We also found that in adult Egr-1–/– mice BMD is approximately 10% lower than age-matched WT littermates of identical genetic background. It could be argued that the chronic overproduction of M-CSF characteristic of Egr-1–/– mice should have resulted in the finding of even lower BMD values in these mice, compared with control littermates. However, it should be noted that in ovx rats and mice long-term stimulation of osteoclastogenesis leads to a compensatory increase in bone formation that limits the net loss of bone. This hypothesis is supported by the finding of higher osteocalcin levels in Egr-1–/– than in WT mice. In addition, chronic M-CSF stimulation of mature OCs markedly downregulates the expression of M-CSF receptors on these cells (49). Thus, it is conceivable that decreased responsiveness to M-CSF may contribute to explain the lack of a lower BMD in mature Egr-1–deficient mice.

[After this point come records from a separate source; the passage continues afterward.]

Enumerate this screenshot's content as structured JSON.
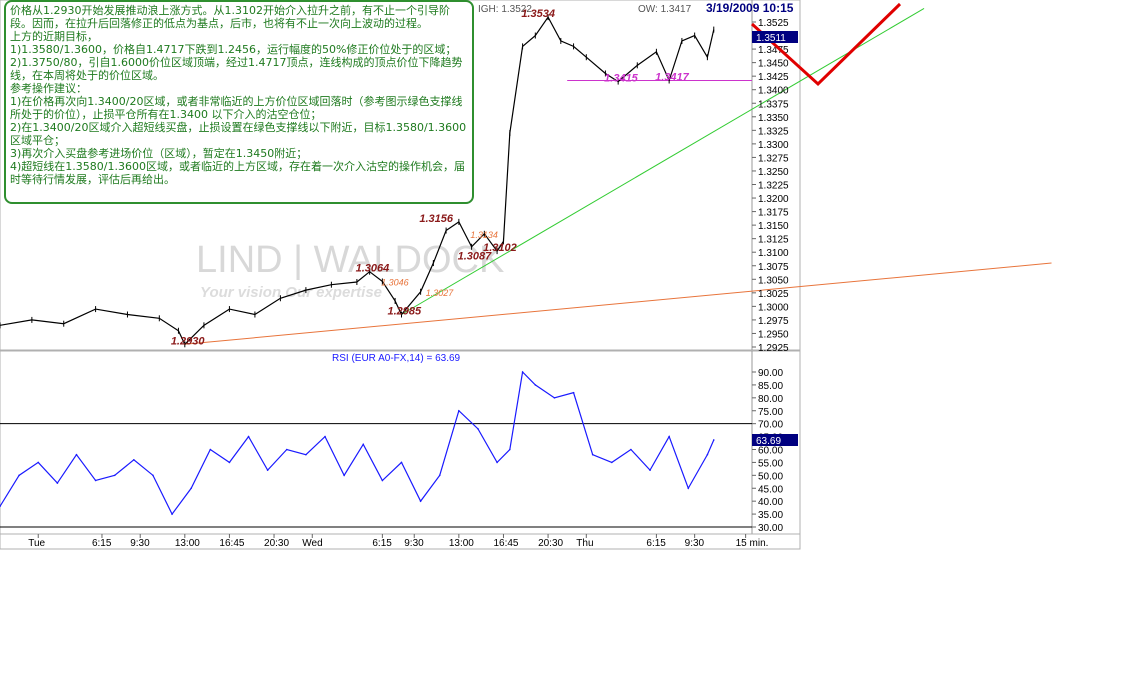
{
  "header": {
    "high_label": "IGH: 1.3522",
    "low_label": "OW: 1.3417",
    "datetime": "3/19/2009 10:15",
    "last_price": "1.3511"
  },
  "watermark": {
    "brand": "LIND | WALDOCK",
    "tagline": "Your vision Our expertise"
  },
  "colors": {
    "price": "#000000",
    "support_line": "#33cc33",
    "trend_line": "#e8743b",
    "projection": "#e00000",
    "magenta": "#cc33cc",
    "note_text": "#1e7a1e",
    "rsi": "#1a1aff",
    "price_annotation": "#8b1a1a"
  },
  "note": {
    "lines": [
      "价格从1.2930开始发展推动浪上涨方式。从1.3102开始介入拉升之前，有不止一个引导阶段。因而，在拉升后回落修正的低点为基点，后市，也将有不止一次向上波动的过程。",
      "上方的近期目标，",
      "1)1.3580/1.3600，价格自1.4717下跌到1.2456，运行幅度的50%修正价位处于的区域；",
      "2)1.3750/80，引自1.6000价位区域顶端，经过1.4717顶点，连线构成的顶点价位下降趋势线，在本周将处于的价位区域。",
      "参考操作建议：",
      "1)在价格再次向1.3400/20区域，或者非常临近的上方价位区域回落时（参考图示绿色支撑线所处于的价位），止损平仓所有在1.3400 以下介入的沽空仓位；",
      "2)在1.3400/20区域介入超短线买盘，止损设置在绿色支撑线以下附近，目标1.3580/1.3600区域平仓；",
      "3)再次介入买盘参考进场价位（区域），暂定在1.3450附近；",
      "4)超短线在1.3580/1.3600区域，或者临近的上方区域，存在着一次介入沽空的操作机会，届时等待行情发展，评估后再给出。"
    ]
  },
  "price_annotations": [
    {
      "text": "1.3534",
      "x": 84,
      "y": 1.3534
    },
    {
      "text": "1.3415",
      "x": 97,
      "y": 1.3415
    },
    {
      "text": "1.3417",
      "x": 105,
      "y": 1.3417
    },
    {
      "text": "1.3156",
      "x": 68,
      "y": 1.3156
    },
    {
      "text": "1.3134",
      "x": 76,
      "y": 1.3134
    },
    {
      "text": "1.3064",
      "x": 58,
      "y": 1.3064
    },
    {
      "text": "1.3046",
      "x": 62,
      "y": 1.3046
    },
    {
      "text": "1.3102",
      "x": 78,
      "y": 1.3102
    },
    {
      "text": "1.3087",
      "x": 74,
      "y": 1.3087
    },
    {
      "text": "1.3027",
      "x": 69,
      "y": 1.3027
    },
    {
      "text": "1.2985",
      "x": 63,
      "y": 1.2985
    },
    {
      "text": "1.2930",
      "x": 29,
      "y": 1.293
    }
  ],
  "chart_data": [
    {
      "type": "line",
      "title": "",
      "x": [
        0,
        5,
        10,
        15,
        20,
        25,
        28,
        29,
        32,
        36,
        40,
        44,
        48,
        52,
        56,
        58,
        60,
        62,
        63,
        66,
        68,
        70,
        72,
        74,
        76,
        78,
        79,
        80,
        82,
        84,
        86,
        88,
        90,
        92,
        95,
        97,
        100,
        103,
        105,
        107,
        109,
        111,
        112
      ],
      "series": [
        {
          "values": [
            1.2965,
            1.2975,
            1.2968,
            1.2995,
            1.2985,
            1.2978,
            1.2955,
            1.293,
            1.2965,
            1.2995,
            1.2985,
            1.3015,
            1.303,
            1.304,
            1.3045,
            1.3064,
            1.3046,
            1.301,
            1.2985,
            1.3027,
            1.308,
            1.314,
            1.3156,
            1.311,
            1.3134,
            1.3102,
            1.312,
            1.332,
            1.348,
            1.35,
            1.3534,
            1.349,
            1.348,
            1.346,
            1.343,
            1.3415,
            1.3445,
            1.347,
            1.3417,
            1.349,
            1.35,
            1.346,
            1.3511
          ]
        }
      ],
      "ylim": [
        1.2925,
        1.3525
      ],
      "y_ticks": [
        "1.3525",
        "1.3500",
        "1.3475",
        "1.3450",
        "1.3425",
        "1.3400",
        "1.3375",
        "1.3350",
        "1.3325",
        "1.3300",
        "1.3275",
        "1.3250",
        "1.3225",
        "1.3200",
        "1.3175",
        "1.3150",
        "1.3125",
        "1.3100",
        "1.3075",
        "1.3050",
        "1.3025",
        "1.3000",
        "1.2975",
        "1.2950",
        "1.2925"
      ],
      "x_tick_labels": [
        {
          "label": "Tue",
          "x": 6
        },
        {
          "label": "6:15",
          "x": 16
        },
        {
          "label": "9:30",
          "x": 22
        },
        {
          "label": "13:00",
          "x": 29
        },
        {
          "label": "16:45",
          "x": 36
        },
        {
          "label": "20:30",
          "x": 43
        },
        {
          "label": "Wed",
          "x": 49
        },
        {
          "label": "6:15",
          "x": 60
        },
        {
          "label": "9:30",
          "x": 65
        },
        {
          "label": "13:00",
          "x": 72
        },
        {
          "label": "16:45",
          "x": 79
        },
        {
          "label": "20:30",
          "x": 86
        },
        {
          "label": "Thu",
          "x": 92
        },
        {
          "label": "6:15",
          "x": 103
        },
        {
          "label": "9:30",
          "x": 109
        },
        {
          "label": "15 min.",
          "x": 117
        }
      ],
      "overlays": [
        {
          "name": "green support",
          "x": [
            63,
            145
          ],
          "y": [
            1.2985,
            1.355
          ]
        },
        {
          "name": "orange trend",
          "x": [
            29,
            165
          ],
          "y": [
            1.293,
            1.308
          ]
        },
        {
          "name": "magenta level",
          "x": [
            89,
            118
          ],
          "y": [
            1.3417,
            1.3417
          ]
        }
      ]
    },
    {
      "type": "line",
      "title": "RSI (EUR A0-FX,14) = 63.69",
      "x": [
        0,
        3,
        6,
        9,
        12,
        15,
        18,
        21,
        24,
        27,
        30,
        33,
        36,
        39,
        42,
        45,
        48,
        51,
        54,
        57,
        60,
        63,
        66,
        69,
        72,
        75,
        78,
        80,
        82,
        84,
        87,
        90,
        93,
        96,
        99,
        102,
        105,
        108,
        111,
        112
      ],
      "series": [
        {
          "values": [
            38,
            50,
            55,
            47,
            58,
            48,
            50,
            56,
            50,
            35,
            45,
            60,
            55,
            65,
            52,
            60,
            58,
            65,
            50,
            62,
            48,
            55,
            40,
            50,
            75,
            68,
            55,
            60,
            90,
            85,
            80,
            82,
            58,
            55,
            60,
            52,
            65,
            45,
            58,
            63.69
          ]
        }
      ],
      "ylim": [
        30,
        90
      ],
      "y_ticks": [
        "90.00",
        "85.00",
        "80.00",
        "75.00",
        "70.00",
        "65.00",
        "60.00",
        "55.00",
        "50.00",
        "45.00",
        "40.00",
        "35.00",
        "30.00"
      ],
      "reference_lines": [
        70,
        30
      ],
      "last_value_label": "63.69"
    }
  ]
}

In Egr-1–deficient mice ovx is unable to further increase both the SC production of M-CSF and the formation of OCs in cultures of bone marrow cells (12). Whereas ovx was followed by rapid bone loss in WT littermates, no significant decrease in BMD was detected in Egr-1–/– mice. These findings are not unexpected, because the production of M-CSF and osteoclastogenesis are maximally stimulated in both E2-replete and E2-deficient Egr-1–/– mice (12). As a result, ovx does not induce increases over baseline in M-CSF and OC production, a phenomenon that explains why ovx does not cause bone loss in Egr-1–/– mice. Likewise, the lack of change in BMD in response to E2 replacement reflects the inability of E2 to repress M-CSF production and osteoclastogenesis in an Egr-1–/– background.
In summary, since E2 downregulates the SC production of M-CSF and ovx-induced bone loss is prevented by both M-CSF neutralization and Egr-1 deletion, Egr-1–regulated M-CSF production plays a key role in the mechanism by which E2 deficiency increases bone resorption and causes bone loss.
This study was supported, in part, by grants from the National Institutes of Health (AR-41412 and AG-13534).